Speed vs Accuracy

As presented in the Canziani analysis, two conclusions are helpful when considering the speed and accuracy tradeoff for a robotic systems design that uses DNN inference on a deployed platform such as the Jetson:

Accuracy and inference time are in a hyperbolic relationship
The number of operations is a reliable estimate of the inference time.

If the system is supposed to be able to classify images that are included in the 1000 classes from ImageNet, then all that is needed is to benchmark some of the inference times on the target system, and choose the network that best meets the constraints of inference time or accuracy required. For example, if the following chart characterizes inference speed vs accuracy, and the system requires an accuracy of at least 80%, then the best fps we can hope for is about 10 fps as an upper bound. If that is acceptable, the system can be built using a known architecture trained on ImageNet.

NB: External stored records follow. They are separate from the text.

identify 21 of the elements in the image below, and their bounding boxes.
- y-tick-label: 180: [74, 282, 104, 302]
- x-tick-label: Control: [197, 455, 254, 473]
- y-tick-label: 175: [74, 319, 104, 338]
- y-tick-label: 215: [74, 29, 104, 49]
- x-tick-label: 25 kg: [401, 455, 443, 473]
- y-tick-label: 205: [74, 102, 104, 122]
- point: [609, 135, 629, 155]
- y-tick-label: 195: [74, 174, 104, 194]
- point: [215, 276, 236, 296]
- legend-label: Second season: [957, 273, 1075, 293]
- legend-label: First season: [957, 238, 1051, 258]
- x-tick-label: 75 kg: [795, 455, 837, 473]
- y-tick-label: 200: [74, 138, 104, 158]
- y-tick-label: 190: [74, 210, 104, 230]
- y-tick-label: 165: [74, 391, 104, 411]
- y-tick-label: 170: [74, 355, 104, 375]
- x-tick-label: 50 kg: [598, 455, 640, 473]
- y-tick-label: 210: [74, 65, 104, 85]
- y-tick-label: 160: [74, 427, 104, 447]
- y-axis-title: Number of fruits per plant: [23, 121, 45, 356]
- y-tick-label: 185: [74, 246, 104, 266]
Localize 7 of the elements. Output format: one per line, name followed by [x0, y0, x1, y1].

If 10 fps at 80% accuracy isn’t good enough, some other possibilities exist that may satisfy the constraints without redesigning a new network architecture:

Redeploy to a higher performance hardware platform with improved operation execution time
Upgrade the software platform with an optimized release that affects inference time
Increase the accuracies by customizing the data to a smaller number of relevant classifications

Improved Hardware Platforms

As processors improve and state-of-the art features are added to improve execution time of operations, inference speed improves linearly too. For example, the Nvidia Jetson TX1 and TX2 are benchmarked against each other in the following table. The relative speedup in inference for GoogLeNet for batch=2 at Max Clock is 201/141, or 42%.

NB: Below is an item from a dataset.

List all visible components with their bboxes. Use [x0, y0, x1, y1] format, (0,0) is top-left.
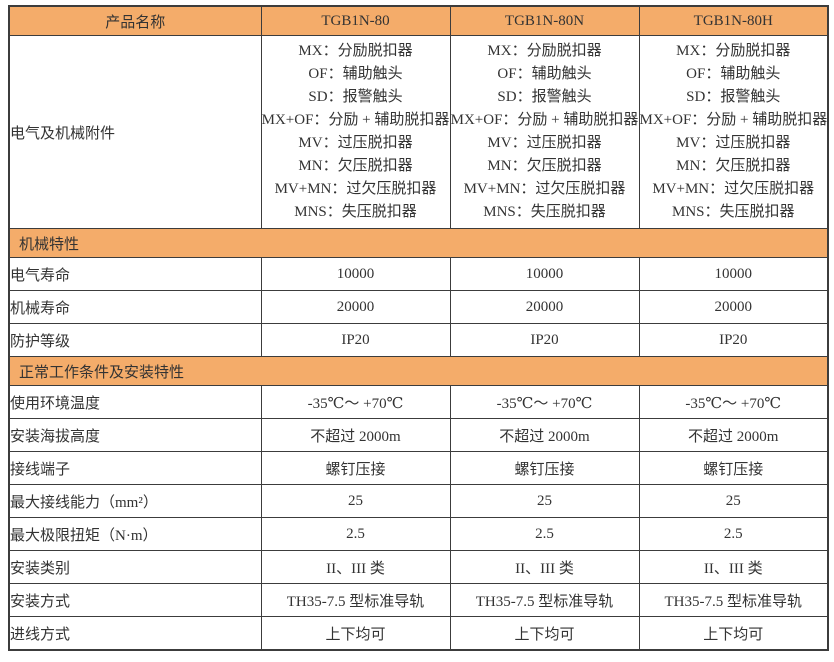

Improved Software Platforms

Changing out the hardware can be an expensive proposition and may not be an option. Often though, changes in the software platform that leverage optimizations can have at least as big an effect. For example, again looking at the Jetson TX2, the JetPack 3.1 and associated TensorRT improved software release sped up inference by a factor of 2!

Customized Data

So far, the improvements discussed have all been explained in terms of the benchmarks using famous architectures such as AlexNet, GoogLeNet, and ResNet, running the ImageNet classification set of 1000 image classes. That’s just a benchmark, though. These same architectures can be used with alternate data sets, possibly with better accuracy. For example, the ImageNet data set includes 122 different dog breeds among its labels. If it only matters for an application that the image is a “dog”, not which breed of dog, these images could be trained as a single class, and all the inaccuracies that might occur between categories would no longer cause errors.

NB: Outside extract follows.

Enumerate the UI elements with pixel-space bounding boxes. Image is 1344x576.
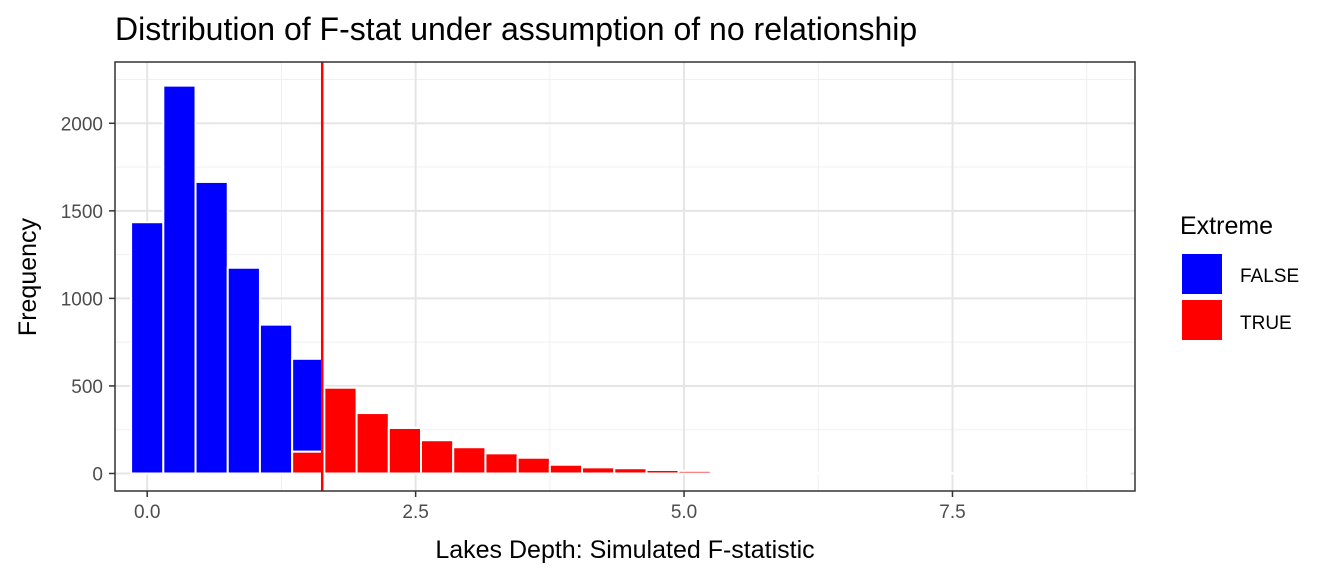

Perhaps the application really is only concerned with picking items off of a conveyor belt and there are only 20 categories, but speed is a very important metric. In that case, the 20 classes could be trained (using an appropriately robust user data set), and a smaller, faster architecture such as AlexNet might provide a sufficient accuracy metric with the smaller number of classes.

These are all considerations that can be taken into account to inform the design process for a deployable system. In the end though, experimentation is still necessary to determine actual results and best optimizations.